1
母亲早上五点就在省医院门诊大厅排队。
她手里攥着县医院的CT片子,在专家诊室外站了两个小时。
“建明,医生说这病得尽快动刀,你能不能帮妈加个号?”
她把片子递过去,手一直在抖。
身为神外主任的丈夫头也不抬,直接把片子推回桌边。
“号早就挂满了,按规矩去窗口排队。
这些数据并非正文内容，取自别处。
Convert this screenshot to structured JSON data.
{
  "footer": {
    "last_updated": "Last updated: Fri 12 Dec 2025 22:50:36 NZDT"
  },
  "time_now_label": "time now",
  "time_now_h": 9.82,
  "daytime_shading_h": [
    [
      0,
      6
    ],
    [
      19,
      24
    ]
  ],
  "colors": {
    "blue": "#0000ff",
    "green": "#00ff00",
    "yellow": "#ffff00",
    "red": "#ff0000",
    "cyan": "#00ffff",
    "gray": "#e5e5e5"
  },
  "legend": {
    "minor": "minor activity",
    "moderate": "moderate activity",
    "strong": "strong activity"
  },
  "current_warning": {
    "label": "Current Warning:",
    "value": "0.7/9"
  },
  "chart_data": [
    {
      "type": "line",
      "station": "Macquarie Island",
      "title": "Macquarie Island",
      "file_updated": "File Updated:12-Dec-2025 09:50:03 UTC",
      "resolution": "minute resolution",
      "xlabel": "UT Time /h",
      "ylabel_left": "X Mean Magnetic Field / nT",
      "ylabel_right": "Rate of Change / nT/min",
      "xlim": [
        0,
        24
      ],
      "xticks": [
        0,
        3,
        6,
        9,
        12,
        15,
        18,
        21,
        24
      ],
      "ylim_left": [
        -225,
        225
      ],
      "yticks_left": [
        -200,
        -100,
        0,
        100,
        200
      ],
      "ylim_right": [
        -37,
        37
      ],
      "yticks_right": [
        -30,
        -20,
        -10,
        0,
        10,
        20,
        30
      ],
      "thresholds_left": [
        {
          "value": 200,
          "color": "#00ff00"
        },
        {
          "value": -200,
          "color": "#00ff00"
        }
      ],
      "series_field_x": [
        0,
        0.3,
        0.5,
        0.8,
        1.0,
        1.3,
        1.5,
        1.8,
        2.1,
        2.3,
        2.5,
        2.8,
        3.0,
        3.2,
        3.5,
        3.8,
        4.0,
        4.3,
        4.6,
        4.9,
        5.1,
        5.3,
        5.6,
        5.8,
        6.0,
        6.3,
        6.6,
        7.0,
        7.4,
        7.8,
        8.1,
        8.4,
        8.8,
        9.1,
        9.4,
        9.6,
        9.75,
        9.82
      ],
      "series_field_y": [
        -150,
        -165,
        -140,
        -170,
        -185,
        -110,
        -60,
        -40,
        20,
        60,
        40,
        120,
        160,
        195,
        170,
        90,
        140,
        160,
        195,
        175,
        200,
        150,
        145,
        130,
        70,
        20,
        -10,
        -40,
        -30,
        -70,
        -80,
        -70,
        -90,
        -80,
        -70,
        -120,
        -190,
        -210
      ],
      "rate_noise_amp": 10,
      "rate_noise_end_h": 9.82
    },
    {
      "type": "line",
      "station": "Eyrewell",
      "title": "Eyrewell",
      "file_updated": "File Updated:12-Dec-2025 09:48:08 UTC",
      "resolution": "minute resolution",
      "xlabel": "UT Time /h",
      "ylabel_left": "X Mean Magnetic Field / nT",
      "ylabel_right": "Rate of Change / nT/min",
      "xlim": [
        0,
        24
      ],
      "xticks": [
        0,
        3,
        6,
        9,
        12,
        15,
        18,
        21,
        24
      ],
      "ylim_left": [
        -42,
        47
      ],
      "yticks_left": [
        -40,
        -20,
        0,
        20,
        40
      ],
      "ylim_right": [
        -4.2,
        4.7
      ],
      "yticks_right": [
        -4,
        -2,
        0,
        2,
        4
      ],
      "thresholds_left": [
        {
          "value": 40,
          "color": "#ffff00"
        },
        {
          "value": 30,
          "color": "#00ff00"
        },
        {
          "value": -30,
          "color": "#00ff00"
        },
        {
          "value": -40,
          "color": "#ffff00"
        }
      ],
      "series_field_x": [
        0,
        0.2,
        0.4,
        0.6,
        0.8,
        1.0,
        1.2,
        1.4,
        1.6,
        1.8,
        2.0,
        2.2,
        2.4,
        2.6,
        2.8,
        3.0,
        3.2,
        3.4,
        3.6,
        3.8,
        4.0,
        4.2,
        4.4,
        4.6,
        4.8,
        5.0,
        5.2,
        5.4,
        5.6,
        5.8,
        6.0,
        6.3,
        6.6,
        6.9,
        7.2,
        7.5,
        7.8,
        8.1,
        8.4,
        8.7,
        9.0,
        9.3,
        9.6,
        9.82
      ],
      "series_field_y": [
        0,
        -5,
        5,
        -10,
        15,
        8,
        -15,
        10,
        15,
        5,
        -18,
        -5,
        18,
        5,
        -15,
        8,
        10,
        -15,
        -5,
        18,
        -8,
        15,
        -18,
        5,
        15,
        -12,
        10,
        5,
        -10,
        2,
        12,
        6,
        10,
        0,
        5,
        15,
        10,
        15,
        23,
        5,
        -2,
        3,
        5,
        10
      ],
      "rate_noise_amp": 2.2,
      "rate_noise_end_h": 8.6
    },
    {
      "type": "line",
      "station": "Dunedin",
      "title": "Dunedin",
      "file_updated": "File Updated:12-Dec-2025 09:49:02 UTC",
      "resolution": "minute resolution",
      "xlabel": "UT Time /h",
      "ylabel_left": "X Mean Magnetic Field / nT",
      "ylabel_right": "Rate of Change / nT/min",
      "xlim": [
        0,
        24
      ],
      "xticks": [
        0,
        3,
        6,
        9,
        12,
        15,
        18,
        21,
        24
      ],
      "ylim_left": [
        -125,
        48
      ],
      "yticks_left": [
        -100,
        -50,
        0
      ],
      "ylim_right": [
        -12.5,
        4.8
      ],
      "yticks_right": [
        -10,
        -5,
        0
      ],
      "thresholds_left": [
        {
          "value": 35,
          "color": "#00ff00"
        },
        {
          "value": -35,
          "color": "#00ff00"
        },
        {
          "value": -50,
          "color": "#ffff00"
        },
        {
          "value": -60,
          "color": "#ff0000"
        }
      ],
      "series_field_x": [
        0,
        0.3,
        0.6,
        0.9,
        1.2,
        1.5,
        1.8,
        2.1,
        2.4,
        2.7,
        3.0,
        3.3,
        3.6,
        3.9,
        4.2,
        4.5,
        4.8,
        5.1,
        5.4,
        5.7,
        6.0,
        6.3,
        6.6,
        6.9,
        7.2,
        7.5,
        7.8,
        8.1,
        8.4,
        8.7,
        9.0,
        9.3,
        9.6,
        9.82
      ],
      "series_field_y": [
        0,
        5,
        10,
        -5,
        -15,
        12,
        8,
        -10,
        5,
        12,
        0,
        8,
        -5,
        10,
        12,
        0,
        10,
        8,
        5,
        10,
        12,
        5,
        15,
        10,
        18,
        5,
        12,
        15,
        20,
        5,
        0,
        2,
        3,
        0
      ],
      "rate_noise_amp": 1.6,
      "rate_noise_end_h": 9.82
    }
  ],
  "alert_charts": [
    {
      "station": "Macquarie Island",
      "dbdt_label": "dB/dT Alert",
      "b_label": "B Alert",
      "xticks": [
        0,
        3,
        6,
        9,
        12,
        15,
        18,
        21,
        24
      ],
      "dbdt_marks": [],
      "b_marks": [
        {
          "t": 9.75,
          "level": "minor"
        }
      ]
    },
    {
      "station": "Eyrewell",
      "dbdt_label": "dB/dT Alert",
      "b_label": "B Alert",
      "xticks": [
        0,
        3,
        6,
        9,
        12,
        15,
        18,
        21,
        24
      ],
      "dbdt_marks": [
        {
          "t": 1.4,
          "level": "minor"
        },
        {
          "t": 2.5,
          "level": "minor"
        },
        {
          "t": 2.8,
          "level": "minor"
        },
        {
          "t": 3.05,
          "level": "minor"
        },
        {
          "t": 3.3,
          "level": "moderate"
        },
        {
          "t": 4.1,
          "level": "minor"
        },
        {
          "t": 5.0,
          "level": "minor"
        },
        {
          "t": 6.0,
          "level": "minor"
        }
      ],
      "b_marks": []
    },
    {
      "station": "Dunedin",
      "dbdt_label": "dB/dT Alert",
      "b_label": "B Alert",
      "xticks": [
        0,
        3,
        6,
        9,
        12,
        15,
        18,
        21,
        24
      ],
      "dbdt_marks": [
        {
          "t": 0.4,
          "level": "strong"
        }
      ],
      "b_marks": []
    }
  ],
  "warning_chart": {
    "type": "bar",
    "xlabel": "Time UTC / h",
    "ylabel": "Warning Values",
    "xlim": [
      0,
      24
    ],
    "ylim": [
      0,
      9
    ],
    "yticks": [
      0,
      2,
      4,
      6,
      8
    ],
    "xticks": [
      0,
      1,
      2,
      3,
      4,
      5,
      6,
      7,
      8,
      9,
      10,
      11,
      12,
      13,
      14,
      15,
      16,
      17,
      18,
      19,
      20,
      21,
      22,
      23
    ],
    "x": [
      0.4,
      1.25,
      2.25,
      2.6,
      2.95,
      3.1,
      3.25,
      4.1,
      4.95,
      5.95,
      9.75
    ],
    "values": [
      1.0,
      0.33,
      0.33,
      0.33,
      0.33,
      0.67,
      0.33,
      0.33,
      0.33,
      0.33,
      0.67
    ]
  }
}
”
母亲愣在原地,她把片子重新装进塑料袋,往后退了两步。
她脚上的旧布鞋沾着泥,在地板上踩出几个灰印子。
她赶紧弯腰用袖子去擦,我走过去扶她。
转头看见丈夫电脑上的住院安排表。
林婉婉母亲,特需病房,下午三点由他主刀切除脂肪瘤。
林婉婉是他大学前女友。
一个脂肪瘤,他动用主任权限安排特需。
我妈脑膜瘤压迫神经,他连个加号都不肯给。
……
2
妈妈拉过我的手,
“省医院最好,建明又是主任,有他把关我心里踏实。”
回到逼仄的出租屋,母亲疼得连一口温水都喝不下去。
我看着她蜷缩在硬木板床上,双手抱着头,发出痛苦的闷哼。
我爸去世早,我妈一手把我拉扯大。
当年为了供我读大学,她一个人打三份工。
白天去大马路上扫地,中午去工地给人做饭,晚上去夜市给人洗盘子。
常年劳累落下了严重的胃病和关节炎。
我把她当成了我的命。
我和宋建明结婚那天,他还是个连彩礼都拿不出的穷医学生。
他考上博士那年,家里一分钱都不给他拿。
我妈二话不说,卖了家里唯一用来耕地的老黄牛,
连同自己捡废品攒了一辈子的两万块钱,全部塞进他手里。
那天,宋建明当着所有亲戚的面,给我妈结结实实磕了三个响头。